The way they receive it, of course, is not that you take the merit out of your account and put it in their account. They have to know that you’ve done something good and have dedicated the merit to them, and they have to approve. Their approval is then their merit. They benefit from that.
So we’re born with a debt. We have this opportunity to be a human being. Whether our parents were honorable or not honorable in opening that opportunity to us, we still owe a lot to them. And you should respond with gratitude.
As the saying goes, gratitude is a sign of a good person. It means that you recognize when people have gone out of their way to help you and that it was difficult for them. They had the choice not to go out of their way, but they chose to do it. You realize how much you depend on that choice they made, and you value it. That’s a sign that you might be willing to go out of your way for other people, too.
Gratitude, by the way, is different from appreciation. Appreciation means you simply have a sense of how much you benefited from something. Gratitude means you’ve benefited from something that people have done. You might have appreciation for the weather, appreciation for the opportunity that we have right here, right now, with a good location to practice. You can appreciate the things around you. But things don’t make choices. It’s people who make the choices. So you should be grateful to the people who arranged for this place.
To put it another way, the word gratitude in Pali, katannu, literally means that you know what was done. So when people made a choice to do something to help you and went out of their way, you should recognize that fact and have gratitude for what they did. The primary instance is, of course, your parents, but this applies to other people as well. You realize that the human race depends on people going out of their way for one another. This is what makes human life a good life to have.
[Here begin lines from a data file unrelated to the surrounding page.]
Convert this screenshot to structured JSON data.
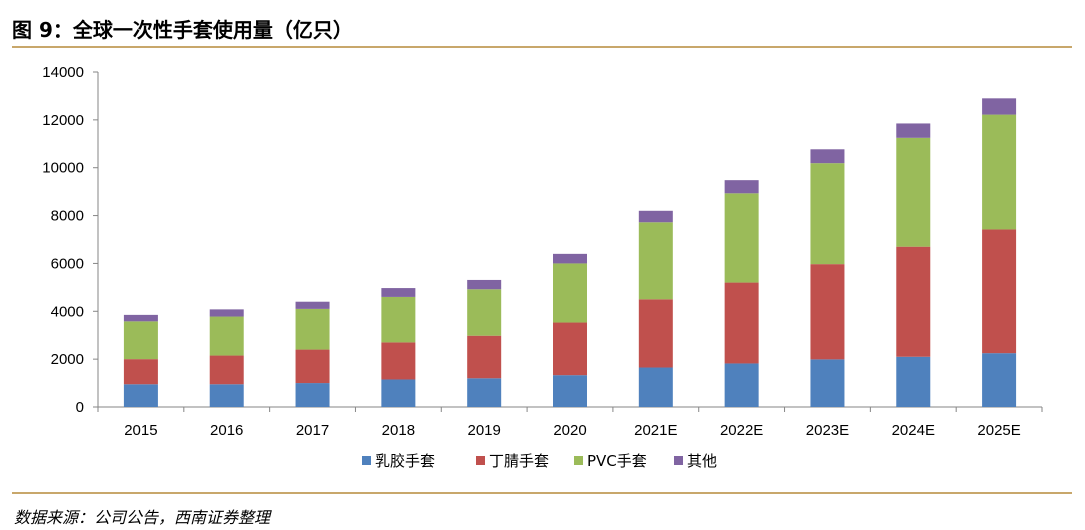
{
  "title": "图 9：全球一次性手套使用量（亿只）",
  "source": "数据来源：公司公告，西南证券整理",
  "colors": {
    "rubber": "#4f81bd",
    "nitrile": "#c0504d",
    "pvc": "#9bbb59",
    "other": "#8064a2",
    "rule": "#c8a76b"
  },
  "chart_data": {
    "type": "bar",
    "stacked": true,
    "title": "全球一次性手套使用量（亿只）",
    "categories": [
      "2015",
      "2016",
      "2017",
      "2018",
      "2019",
      "2020",
      "2021E",
      "2022E",
      "2023E",
      "2024E",
      "2025E"
    ],
    "series": [
      {
        "name": "乳胶手套",
        "color": "#4f81bd",
        "values": [
          950,
          950,
          1000,
          1150,
          1200,
          1330,
          1650,
          1820,
          1990,
          2100,
          2250
        ]
      },
      {
        "name": "丁腈手套",
        "color": "#c0504d",
        "values": [
          1050,
          1200,
          1400,
          1550,
          1780,
          2200,
          2850,
          3380,
          3980,
          4600,
          5170
        ]
      },
      {
        "name": "PVC手套",
        "color": "#9bbb59",
        "values": [
          1580,
          1630,
          1700,
          1900,
          1940,
          2470,
          3220,
          3730,
          4220,
          4550,
          4800
        ]
      },
      {
        "name": "其他",
        "color": "#8064a2",
        "values": [
          270,
          300,
          300,
          370,
          390,
          400,
          480,
          550,
          580,
          600,
          680
        ]
      }
    ],
    "ylim": [
      0,
      14000
    ],
    "yticks": [
      0,
      2000,
      4000,
      6000,
      8000,
      10000,
      12000,
      14000
    ],
    "xlabel": "",
    "ylabel": "",
    "legend_position": "bottom"
  }
}
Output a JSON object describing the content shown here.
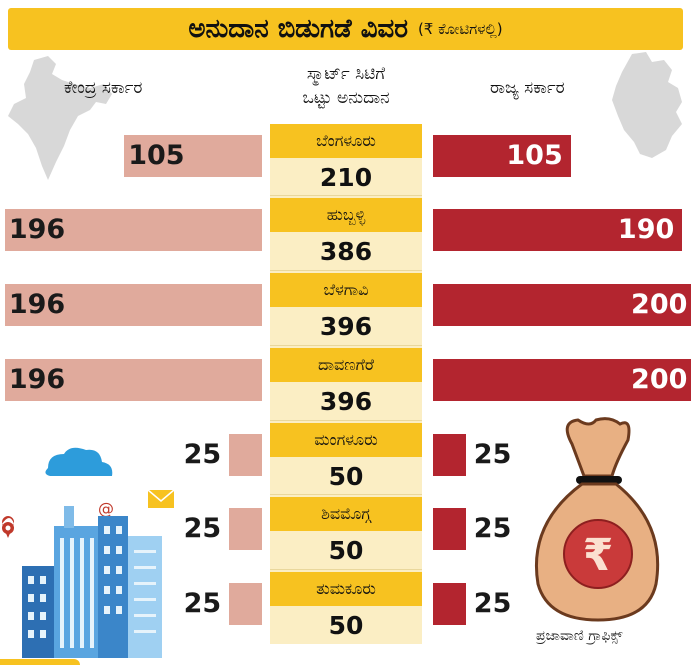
{
  "title": "ಅನುದಾನ ಬಿಡುಗಡೆ ವಿವರ",
  "unit": "(₹ ಕೋಟಿಗಳಲ್ಲಿ)",
  "left_header": "ಕೇಂದ್ರ ಸರ್ಕಾರ",
  "right_header": "ರಾಜ್ಯ ಸರ್ಕಾರ",
  "center_header": [
    "ಸ್ಮಾರ್ಟ್ ಸಿಟಿಗೆ",
    "ಒಟ್ಟು ಅನುದಾನ"
  ],
  "credit": "ಪ್ರಜಾವಾಣಿ ಗ್ರಾಫಿಕ್ಸ್",
  "colors": {
    "header": "#f7c220",
    "central": "#e0aa9c",
    "state": "#b3252f",
    "total_bg": "#fbeec4"
  },
  "chart_data": {
    "type": "bar",
    "categories": [
      "ಬೆಂಗಳೂರು",
      "ಹುಬ್ಬಳ್ಳಿ",
      "ಬೆಳಗಾವಿ",
      "ದಾವಣಗೆರೆ",
      "ಮಂಗಳೂರು",
      "ಶಿವಮೊಗ್ಗ",
      "ತುಮಕೂರು"
    ],
    "series": [
      {
        "name": "ಕೇಂದ್ರ ಸರ್ಕಾರ",
        "values": [
          105,
          196,
          196,
          196,
          25,
          25,
          25
        ]
      },
      {
        "name": "ರಾಜ್ಯ ಸರ್ಕಾರ",
        "values": [
          105,
          190,
          200,
          200,
          25,
          25,
          25
        ]
      }
    ],
    "totals": [
      210,
      386,
      396,
      396,
      50,
      50,
      50
    ]
  }
}
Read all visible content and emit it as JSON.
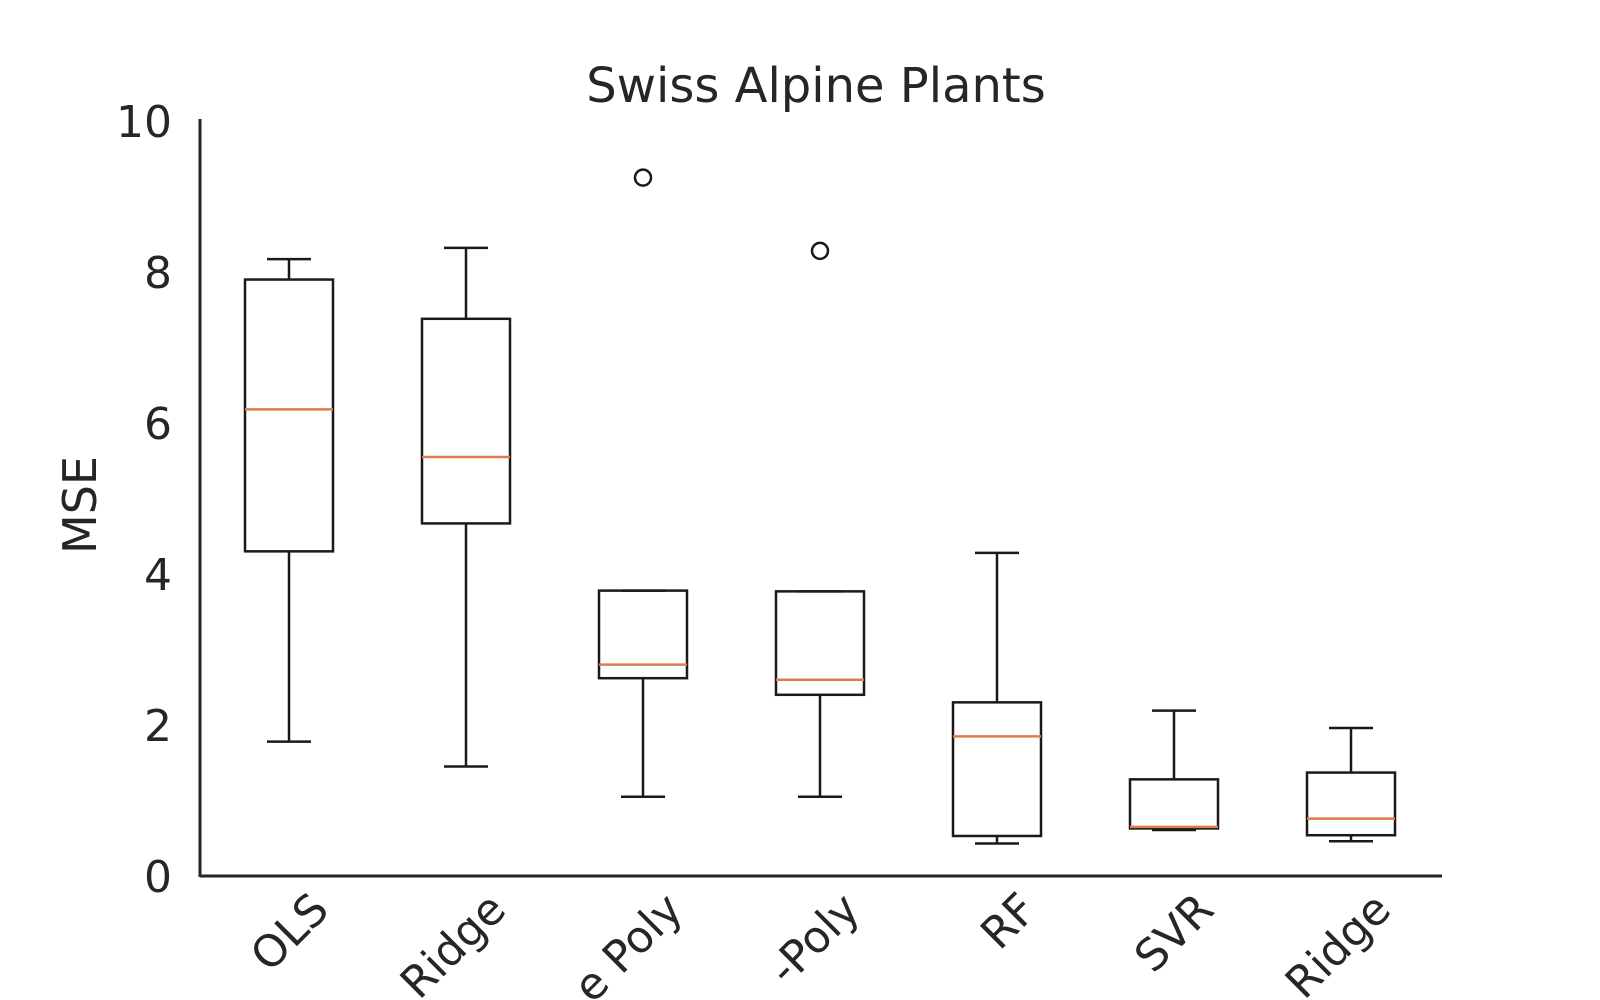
{
  "chart_data": {
    "type": "box",
    "title": "Swiss Alpine Plants",
    "xlabel": "",
    "ylabel": "MSE",
    "ylim": [
      0,
      10
    ],
    "yticks": [
      0,
      2,
      4,
      6,
      8,
      10
    ],
    "grid": false,
    "colors": {
      "box": "#1a1a1a",
      "median": "#e07b4a",
      "axis": "#262626"
    },
    "categories": [
      "OLS",
      "Ridge",
      "e Poly",
      "-Poly",
      "RF",
      "SVR",
      "Ridge"
    ],
    "boxes": [
      {
        "category": "OLS",
        "whisker_low": 1.78,
        "q1": 4.3,
        "median": 6.18,
        "q3": 7.9,
        "whisker_high": 8.17,
        "outliers": []
      },
      {
        "category": "Ridge",
        "whisker_low": 1.45,
        "q1": 4.67,
        "median": 5.55,
        "q3": 7.38,
        "whisker_high": 8.32,
        "outliers": []
      },
      {
        "category": "e Poly",
        "whisker_low": 1.05,
        "q1": 2.62,
        "median": 2.8,
        "q3": 3.78,
        "whisker_high": 3.78,
        "outliers": [
          9.25
        ]
      },
      {
        "category": "-Poly",
        "whisker_low": 1.05,
        "q1": 2.4,
        "median": 2.6,
        "q3": 3.77,
        "whisker_high": 3.77,
        "outliers": [
          8.28
        ]
      },
      {
        "category": "RF",
        "whisker_low": 0.43,
        "q1": 0.53,
        "median": 1.85,
        "q3": 2.3,
        "whisker_high": 4.28,
        "outliers": []
      },
      {
        "category": "SVR",
        "whisker_low": 0.61,
        "q1": 0.63,
        "median": 0.65,
        "q3": 1.28,
        "whisker_high": 2.19,
        "outliers": []
      },
      {
        "category": "Ridge",
        "whisker_low": 0.46,
        "q1": 0.54,
        "median": 0.76,
        "q3": 1.37,
        "whisker_high": 1.96,
        "outliers": []
      }
    ]
  }
}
If people didn’t go out of their way for one another, the Buddha would have gained awakening and then just disappeared into the Himalayan mountains. Instead, he taught for all those many years, forty-five years, walking around northern India, trying to establish this teaching that we have: not only teaching the Dhamma, trying to explain it, but also dealing with people who wanted only to argue with him. Here he had found the way to true happiness, and people wanted to argue with him. Monks and nuns ordained with him and then did all kinds of stupid things. One of them even tried to kill him. He had to set up a huge body of rules. It wasn’t easy, but he saw that it was worth it. Nobody hired him to do it. He did it out of his own free will.
We should have gratitude for that, and gratitude for the people who’ve passed those teachings along. We have gratitude for our parents. We want to put them in that line-up of people who benefit from the teachings, if we can. If we can’t, we repay our debt in other appropriate ways.
But when you understand what’s meant by gratitude and what your debt to your parents is, then it’s a lot easier to respond in an appropriate way. The appropriate way is to make the best use you can out of this human birth. Think of all the suffering that has been involved. You should practice the Dhamma as best you can. Ideally, you should get to the point where you have no more debts to anybody. That’s the state of the arahant. When you do that, the people who make merit with you benefit a lot, and your parents will benefit, too. Practicing the Dhamma means that you have a lot to share with your parents and with everyone else.
As the Buddha said, it’d be hard to find anybody that you might meet in this lifetime who hasn’t been a parent at one time. The debts go all around.
So repay those debts in the best way: Practice the Dhamma. And if through your practice of the Dhamma you inspire others to practice as well, so much the better. But at the very least, dedicate the merit you’ve made, the goodness you’ve done, to everyone to whom you’re indebted. The Dhamma is the best currency for repaying those debts.